There are number of famous glaciers in Chandra valley in
Lahaul. Some of them are Chhota Shigri (means Small Glacier ),
Kulti, Ding Karmo, Bolunag, Shpting, Pacha, Tapn, Gyephang,
Shamundri and Shili. Gyephang is the chief deity of Lahaul
valley and the Gyephang glacier is named after him. It is full
of snow all the year. It is considered as the Manimahesh of
Lahaul. Bada Shingri Glacier connects Manali – Bara Shigri –
Keylong. It is just 4 kms away from Batal and around 40 Kms
from Rohatang Pass.
The Bara Shigri glacier attracted much attention for many
years because of the precious antimony deposits found there.
The glacier was first surveyed in 1906 by H. Walker and E.H.
Pascoe of the Geological Survey of India. In 1955, the
Geological Survey of India sponsored an expedition to this
glacier as part of the Indian programme for the International
Geophysical Year 1956-57, when a number of Himalayan glaciers
were examined and their snout position were fixed.

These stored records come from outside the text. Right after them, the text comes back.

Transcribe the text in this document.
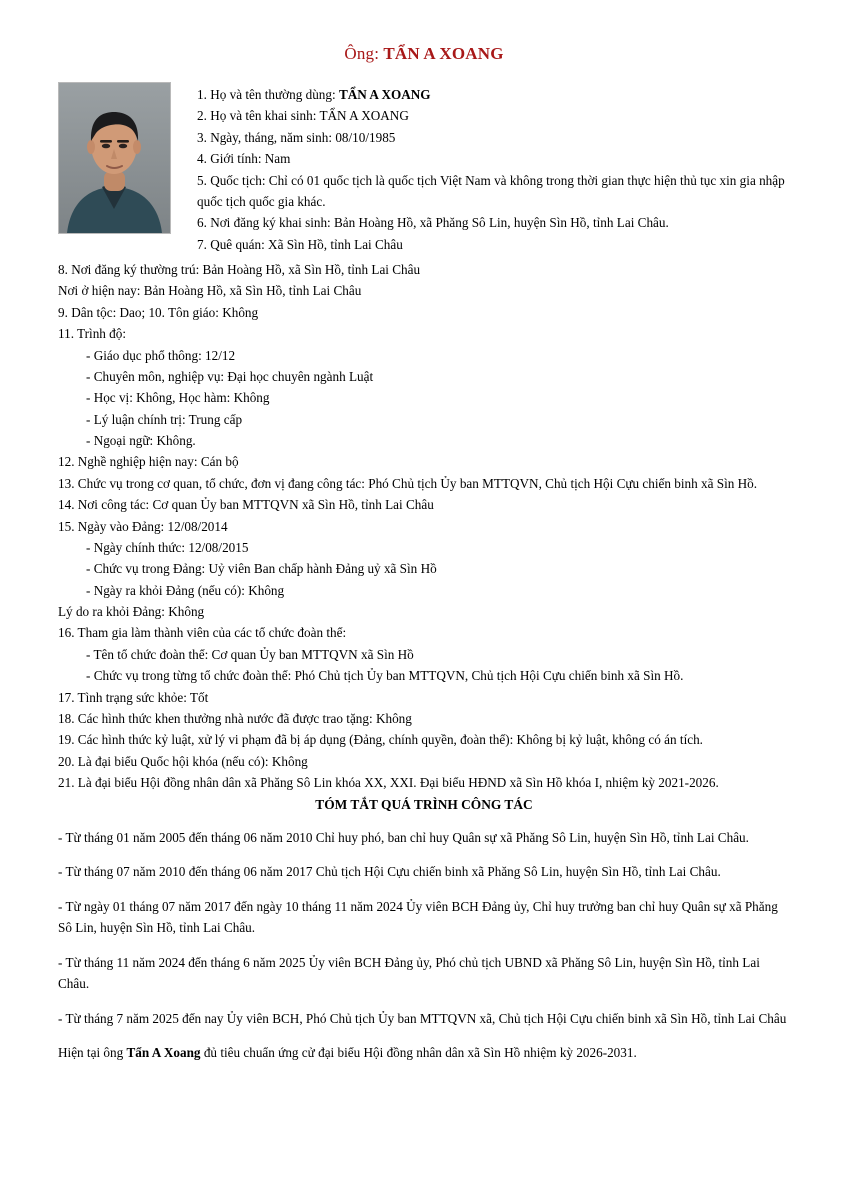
Ông: TẨN A XOANG

1. Họ và tên thường dùng: TẨN A XOANG

2. Họ và tên khai sinh: TẨN A XOANG

3. Ngày, tháng, năm sinh: 08/10/1985

4. Giới tính: Nam

5. Quốc tịch: Chỉ có 01 quốc tịch là quốc tịch Việt Nam và không trong thời gian thực hiện thủ tục xin gia nhập quốc tịch quốc gia khác.

6. Nơi đăng ký khai sinh: Bản Hoàng Hồ, xã Phăng Sô Lin, huyện Sìn Hồ, tỉnh Lai Châu.

7. Quê quán: Xã Sìn Hồ, tỉnh Lai Châu

8. Nơi đăng ký thường trú: Bản Hoàng Hồ, xã Sìn Hồ, tỉnh Lai Châu

Nơi ở hiện nay: Bản Hoàng Hồ, xã Sìn Hồ, tỉnh Lai Châu

9. Dân tộc: Dao; 10. Tôn giáo: Không

11. Trình độ:

- Giáo dục phổ thông: 12/12

- Chuyên môn, nghiệp vụ: Đại học chuyên ngành Luật

- Học vị: Không, Học hàm: Không

- Lý luận chính trị: Trung cấp

- Ngoại ngữ: Không.

12. Nghề nghiệp hiện nay: Cán bộ

13. Chức vụ trong cơ quan, tổ chức, đơn vị đang công tác: Phó Chủ tịch Ủy ban MTTQVN, Chủ tịch Hội Cựu chiến binh xã Sìn Hồ.

14. Nơi công tác: Cơ quan Ủy ban MTTQVN xã Sìn Hồ, tỉnh Lai Châu

15. Ngày vào Đảng: 12/08/2014

- Ngày chính thức: 12/08/2015

- Chức vụ trong Đảng: Uỷ viên Ban chấp hành Đảng uỷ xã Sìn Hồ

- Ngày ra khỏi Đảng (nếu có): Không

Lý do ra khỏi Đảng: Không

16. Tham gia làm thành viên của các tổ chức đoàn thể:

- Tên tổ chức đoàn thể: Cơ quan Ủy ban MTTQVN xã Sìn Hồ

- Chức vụ trong từng tổ chức đoàn thể: Phó Chủ tịch Ủy ban MTTQVN, Chủ tịch Hội Cựu chiến binh xã Sìn Hồ.

17. Tình trạng sức khỏe: Tốt

18. Các hình thức khen thưởng nhà nước đã được trao tặng: Không

19. Các hình thức kỷ luật, xử lý vi phạm đã bị áp dụng (Đảng, chính quyền, đoàn thể): Không bị kỷ luật, không có án tích.

20. Là đại biểu Quốc hội khóa (nếu có): Không

21. Là đại biểu Hội đồng nhân dân xã Phăng Sô Lin khóa XX, XXI. Đại biểu HĐND xã Sìn Hồ khóa I, nhiệm kỳ 2021-2026.

TÓM TẮT QUÁ TRÌNH CÔNG TÁC

- Từ tháng 01 năm 2005 đến tháng 06 năm 2010 Chỉ huy phó, ban chỉ huy Quân sự xã Phăng Sô Lin, huyện Sìn Hồ, tỉnh Lai Châu.

- Từ tháng 07 năm 2010 đến tháng 06 năm 2017 Chủ tịch Hội Cựu chiến binh xã Phăng Sô Lin, huyện Sìn Hồ, tỉnh Lai Châu.

- Từ ngày 01 tháng 07 năm 2017 đến ngày 10 tháng 11 năm 2024 Ủy viên BCH Đảng ủy, Chỉ huy trưởng ban chỉ huy Quân sự xã Phăng Sô Lin, huyện Sìn Hồ, tỉnh Lai Châu.

- Từ tháng 11 năm 2024 đến tháng 6 năm 2025 Ủy viên BCH Đảng ủy, Phó chủ tịch UBND xã Phăng Sô Lin, huyện Sìn Hồ, tỉnh Lai Châu.

- Từ tháng 7 năm 2025 đến nay Ủy viên BCH, Phó Chủ tịch Ủy ban MTTQVN xã, Chủ tịch Hội Cựu chiến binh xã Sìn Hồ, tỉnh Lai Châu

Hiện tại ông Tẩn A Xoang đủ tiêu chuẩn ứng cử đại biểu Hội đồng nhân dân xã Sìn Hồ nhiệm kỳ 2026-2031.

According to Hugh Whistler's 1924 writing, "Shigri is applied
par-excellence to one particular glacier that emerges from the
mountains on the left bank of the Chenab. It is said to be
some miles long, and the snout reaches right down to the
river, lying athwart the customary road from Kullu to Spiti."
Estimates differ as to the breadth of the glacier where it is
crossed, as due to its movement and roughness no two caravans
cross it in exactly the same way, but it is not less than a
mile wide. In 1836 this glacier dammed the Chenab River,
causing the formation of a large lake, finally which broke
loose and carried devastation down the valley.
The Bara Shigri glacier flows northwards and debouches into
the Chenab River where its southerly course is deflected
westwards, close to the Spiti border. The glacier's elevation
is between 3,950 m (12,960 ft) and 4,570 m (14,990 ft), and
its 11 km length has been recently surveyed and mapped. The
glacier is so heavily covered with surface moraine that ice is
not visible for long stretches except along the gaps and in
the ablation areas. Another glacier known as Chhota Shigri is
across the Bara Shigri . Chhota Shigri is relatively a smaller
glacier and does not reach down to the bed of the Chenab, but
it is slippery, steep and difficult to cross.